Io... credo di provare qualcosa nei suoi confronti, riuscii a pensare, rifiutandomi categoricamente di usare il passato. Troppo doloroso.

È normale. Avevate quel legame, osservò lui, sfiorando con le labbra la mia guancia. Una lacrima sfuggì via al mio controllo, solcando la pelle e incontrando le sue labbra.

«Luki...» l'enfasi che diede al mio nome mi fece rabbrividire. L'aveva detto apposta ad alta voce solo per il gusto di sentire la parola tra le labbra, pronunciata piano contro il mio zigomo.

Non riuscii più a trattenermi, le lacrime uscirono fuori una dopo l'altra, completamente fuori controllo. Mi abbandonai in balia dei singhiozzi non provando nemmeno a smettere perché sapevo già che sarebbe stato inutile. Erano talmente forti che mi scuotevano il corpo da testa a piedi, rendendomi a malapena consapevole del resto. Sentii Darrell attirare la mia testa a sé e stringermi al suo petto, per poi tirarmi su e muoversi. Quando rialzai gli occhi mi trovavo in camera sua, ancora tra le sue braccia che mi adagiavano piano sul letto.

Non lasciarmi, lo pregai, stringendomi a lui come se fosse l'unica ancora di salvezza in un mare di disperazione e vuoto. L'unico ossigeno a disposizione in questa landa desolata in cui ero caduta non bastava a riempirmi i polmoni e mi mancava l'aria come se non respirassi da una vita.

Non lo farò, promise, sedendosi sul letto con me tra le braccia.

Mi sentii pian piano issare su una nave che mi cullò dolcemente, mentre il sole arido mi asciugava le lacrime, portandomi a esaurirle tutte.

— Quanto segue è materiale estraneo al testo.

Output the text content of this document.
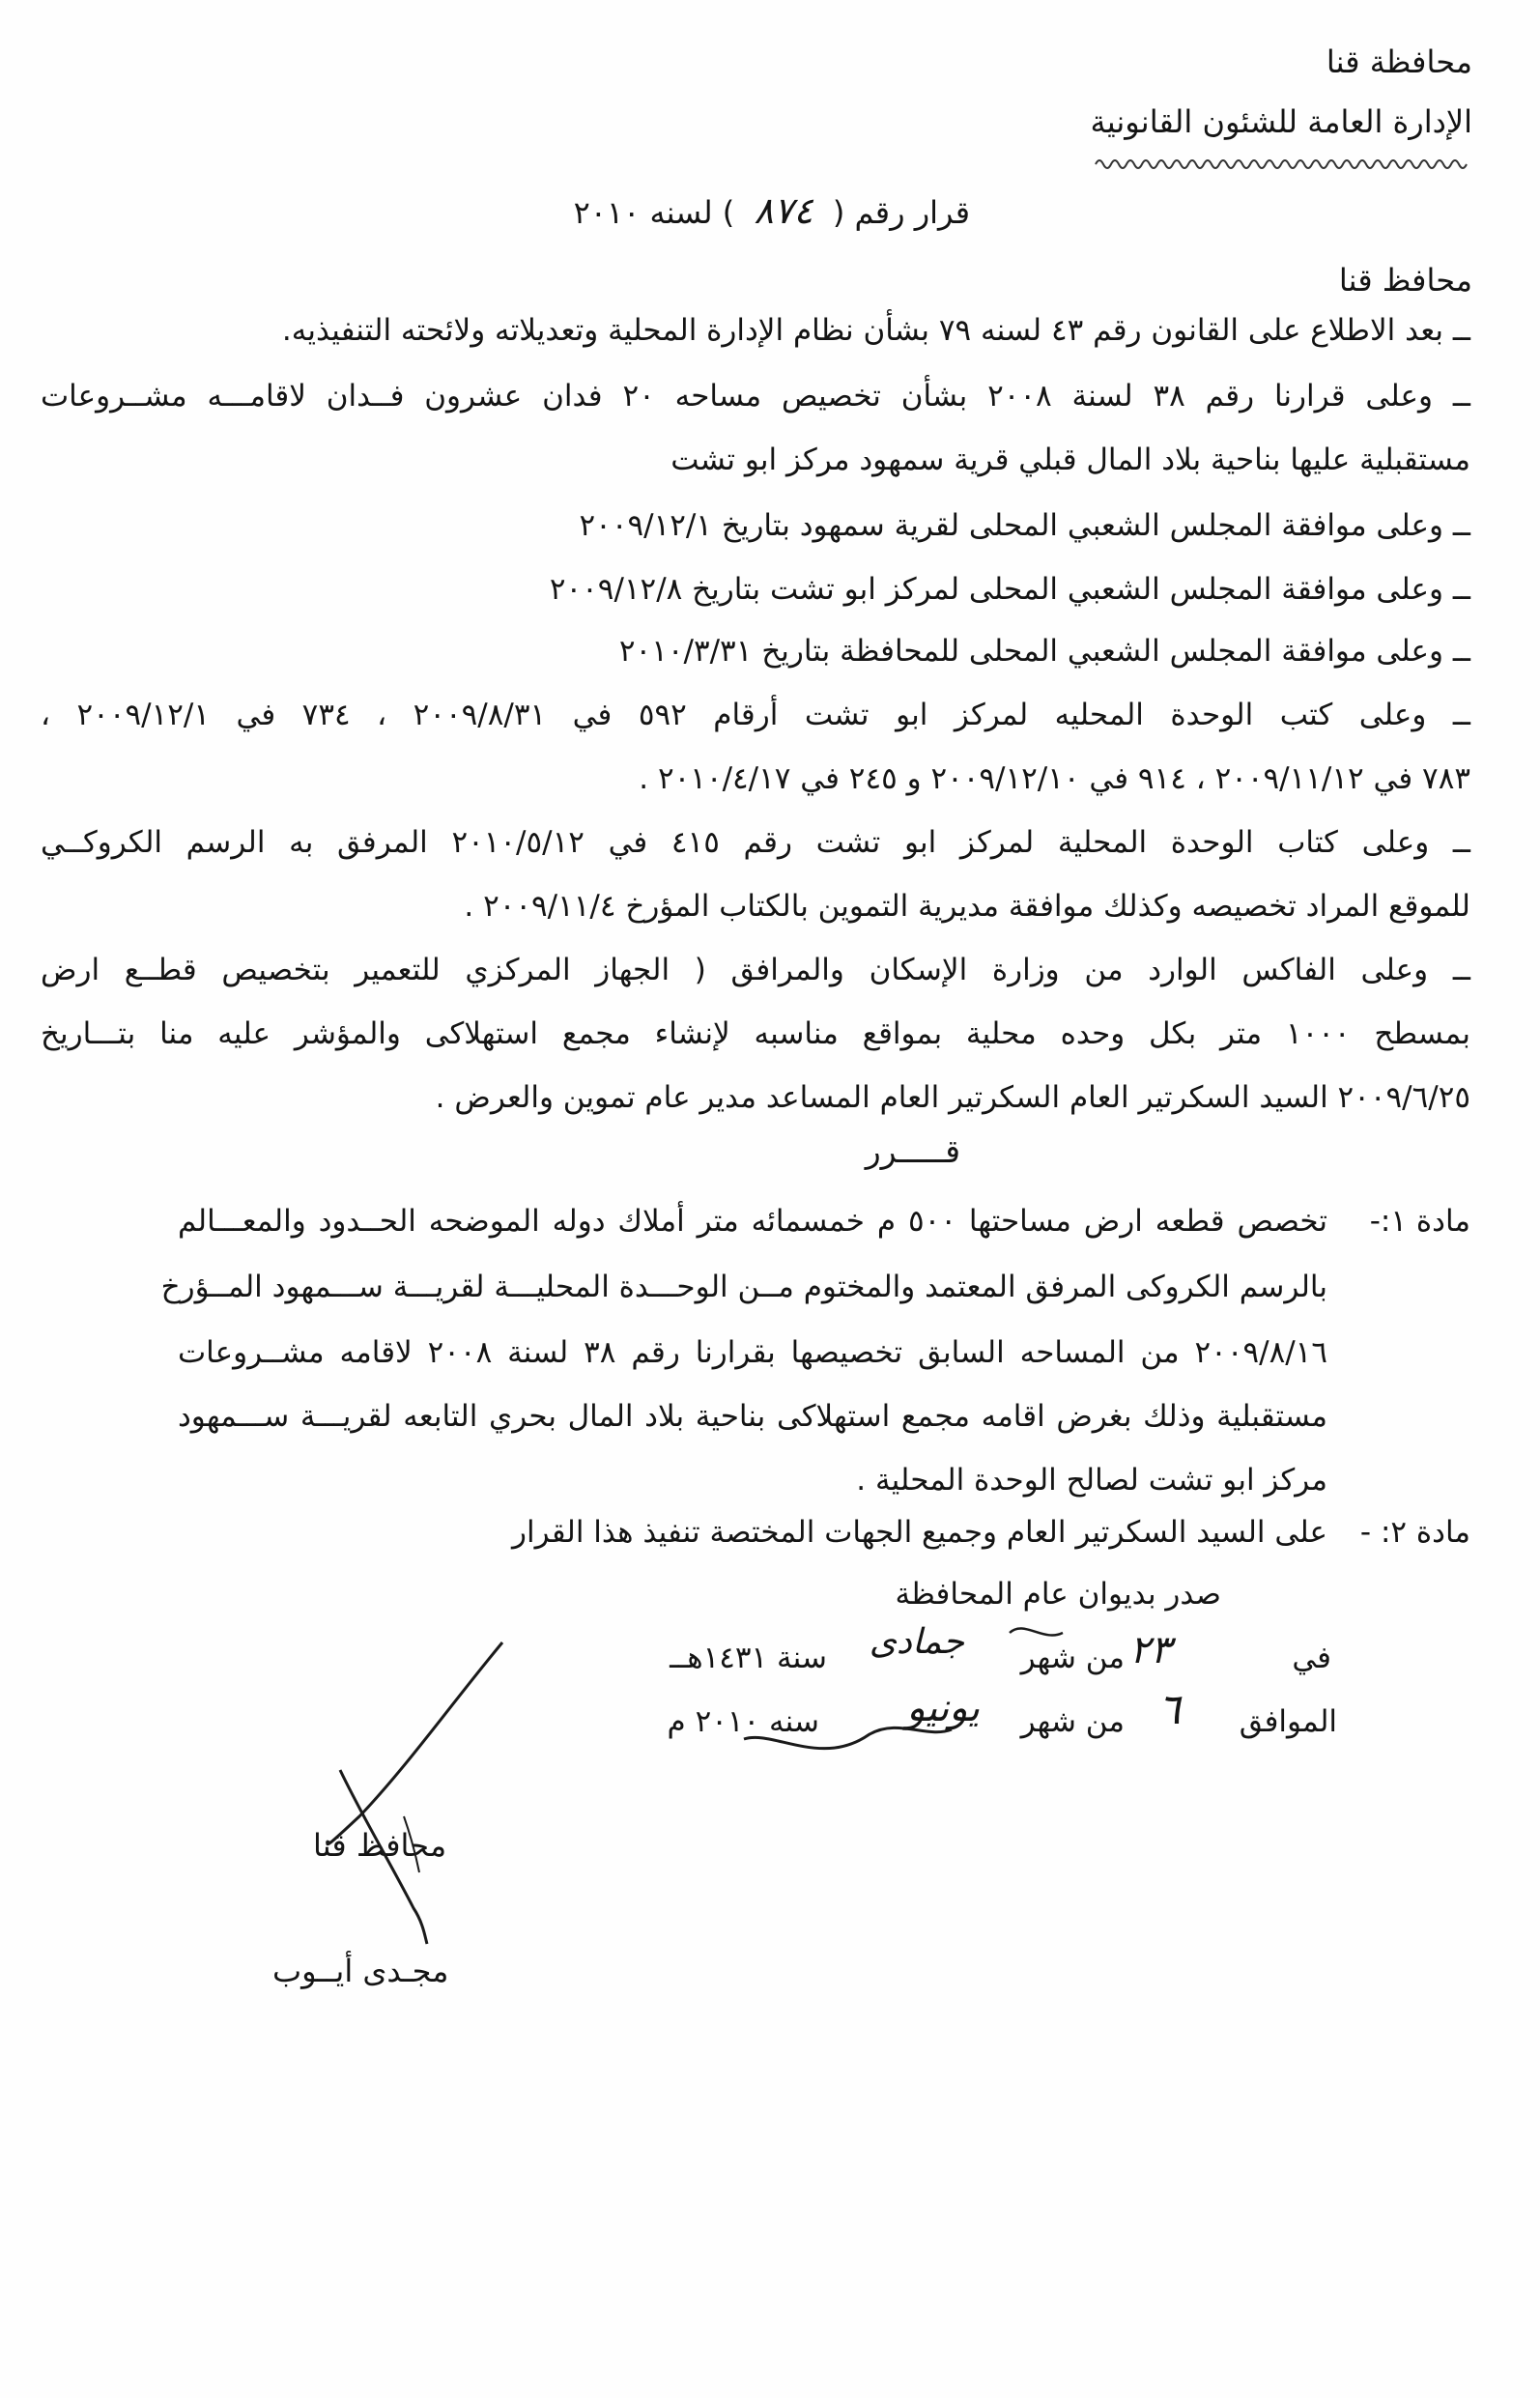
محافظة قنا
الإدارة العامة للشئون القانونية
قرار رقم ( ٨٧٤ ) لسنه ٢٠١٠
محافظ قنا
ــ بعد الاطلاع على القانون رقم ٤٣ لسنه ٧٩ بشأن نظام الإدارة المحلية وتعديلاته ولائحته التنفيذيه.
ــ وعلى قرارنا رقم ٣٨ لسنة ٢٠٠٨ بشأن تخصيص مساحه ٢٠ فدان عشرون فــدان لاقامـــه مشــروعات
مستقبلية عليها بناحية بلاد المال قبلي قرية سمهود مركز ابو تشت
ــ وعلى موافقة المجلس الشعبي المحلى لقرية سمهود بتاريخ ٢٠٠٩/١٢/١
ــ وعلى موافقة المجلس الشعبي المحلى لمركز ابو تشت بتاريخ ٢٠٠٩/١٢/٨
ــ وعلى موافقة المجلس الشعبي المحلى للمحافظة بتاريخ ٢٠١٠/٣/٣١
ــ وعلى كتب الوحدة المحليه لمركز ابو تشت أرقام ٥٩٢ في ٢٠٠٩/٨/٣١ ، ٧٣٤ في ٢٠٠٩/١٢/١ ،
٧٨٣ في ٢٠٠٩/١١/١٢ ، ٩١٤ في ٢٠٠٩/١٢/١٠ و ٢٤٥ في ٢٠١٠/٤/١٧ .
ــ وعلى كتاب الوحدة المحلية لمركز ابو تشت رقم ٤١٥ في ٢٠١٠/٥/١٢ المرفق به الرسم الكروكــي
للموقع المراد تخصيصه وكذلك موافقة مديرية التموين بالكتاب المؤرخ ٢٠٠٩/١١/٤ .
ــ وعلى الفاكس الوارد من وزارة الإسكان والمرافق ( الجهاز المركزي للتعمير بتخصيص قطــع ارض
بمسطح ١٠٠٠ متر بكل وحده محلية بمواقع مناسبه لإنشاء مجمع استهلاكى والمؤشر عليه منا بتـــاريخ
٢٠٠٩/٦/٢٥ السيد السكرتير العام السكرتير العام المساعد مدير عام تموين والعرض .
قـــــرر
مادة ١:-
تخصص قطعه ارض مساحتها ٥٠٠ م خمسمائه متر أملاك دوله الموضحه الحــدود والمعـــالم
بالرسم الكروكى المرفق المعتمد والمختوم مــن الوحـــدة المحليـــة لقريـــة ســـمهود المــؤرخ
٢٠٠٩/٨/١٦ من المساحه السابق تخصيصها بقرارنا رقم ٣٨ لسنة ٢٠٠٨ لاقامه مشــروعات
مستقبلية وذلك بغرض اقامه مجمع استهلاكى بناحية بلاد المال بحري التابعه لقريـــة ســـمهود
مركز ابو تشت لصالح الوحدة المحلية .
مادة ٢: -
على السيد السكرتير العام وجميع الجهات المختصة تنفيذ هذا القرار
صدر بديوان عام المحافظة
في
٢٣
من شهر
جمادى
سنة ١٤٣١هــ
الموافق
٦
من شهر
يونيو
سنه ٢٠١٠ م
محافظ قنا
مجـدى أيــوب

Non seppi quanto tempo passò, ma finirono anche i singhiozzi e riuscii a riaprire gli occhi che avevo tenuto chiusi così forte che ora facevano male. La prima cosa che vidi fu la maglietta di Darrell zuppa di lacrime. Alzai lo sguardo verso di lui e notai che mi fissava comprensivo, quasi soddisfatto della mia caduta. Per me era stato un fallimento enorme: avevo sempre cercato di rimanere in quel mezzo stato di trance che mi aveva permesso di sopravvivere per molti giorni, mentre ora mi ero fatta portare via il mio scudo dalla debolezza, capitolando al dolore. Lui invece sembrava capire qualcosa che mi sfuggiva, pareva riuscire a cogliere il lato buono di ciò che era appena successo.

Ma un lato buono in tutto quello non c'era.

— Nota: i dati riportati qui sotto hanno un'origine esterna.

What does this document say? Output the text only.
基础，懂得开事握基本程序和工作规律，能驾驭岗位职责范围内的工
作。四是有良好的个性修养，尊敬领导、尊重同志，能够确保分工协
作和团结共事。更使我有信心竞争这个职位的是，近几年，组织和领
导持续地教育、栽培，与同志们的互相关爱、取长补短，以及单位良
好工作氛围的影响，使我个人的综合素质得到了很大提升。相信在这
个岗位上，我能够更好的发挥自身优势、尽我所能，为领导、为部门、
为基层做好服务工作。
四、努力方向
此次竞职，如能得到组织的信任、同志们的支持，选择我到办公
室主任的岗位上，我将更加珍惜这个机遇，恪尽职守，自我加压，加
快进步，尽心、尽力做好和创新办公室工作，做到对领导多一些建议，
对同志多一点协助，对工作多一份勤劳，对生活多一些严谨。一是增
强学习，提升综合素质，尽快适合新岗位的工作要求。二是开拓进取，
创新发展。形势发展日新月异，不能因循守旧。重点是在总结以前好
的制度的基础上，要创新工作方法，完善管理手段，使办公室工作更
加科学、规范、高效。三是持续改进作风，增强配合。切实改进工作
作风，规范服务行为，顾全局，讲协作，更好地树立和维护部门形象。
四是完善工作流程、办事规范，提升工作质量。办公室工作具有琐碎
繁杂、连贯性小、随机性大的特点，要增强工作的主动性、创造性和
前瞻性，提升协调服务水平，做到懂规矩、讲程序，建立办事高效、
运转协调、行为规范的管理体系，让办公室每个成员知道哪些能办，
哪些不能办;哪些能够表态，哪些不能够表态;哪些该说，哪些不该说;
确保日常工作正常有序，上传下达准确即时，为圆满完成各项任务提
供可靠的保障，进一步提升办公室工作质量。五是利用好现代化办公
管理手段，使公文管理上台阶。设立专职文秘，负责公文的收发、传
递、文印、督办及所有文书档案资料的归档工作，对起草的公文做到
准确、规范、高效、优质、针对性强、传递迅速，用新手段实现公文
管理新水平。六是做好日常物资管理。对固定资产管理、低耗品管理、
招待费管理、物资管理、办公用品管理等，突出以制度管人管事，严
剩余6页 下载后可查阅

Finalmente ti sei sbloccata. Potrò sperare di riavere la mia Luki, ora? Darrell confermò i miei sospetti, sbalordendomi. Qualcosa nelle sue parole mi fece intuire che non sarei più riuscita a recuperare il mio scudo fatto di annullamento personale, non dopo ciò che era successo quel pomeriggio. In quel momento mi sentivo vuota, ma sapevo che il dolore stava ricominciando ad accumularsi granello dopo granello, pronto a esplodere non appena avessi avuto altre lacrime da versare.

Lucrezia è morta insieme a lui, pensai inconsciamente e Darrell sentì.

«No. Sei qui, rimani con me. Non lasciarmi anche tu.» Mi addentrai nei meandri del suo sguardo e scoprii nuovamente quanto fosse fragile, quanto si sentisse abbandonato e solo. Era quasi una supplica quella che mi aveva rivolto.

Mi avvicinai a lui sperando di poterci fare forza a vicenda e gli passai le braccia intorno al collo.

«Sono qui» sussurrai lentamente, per poi poggiare le mie labbra sulle sue.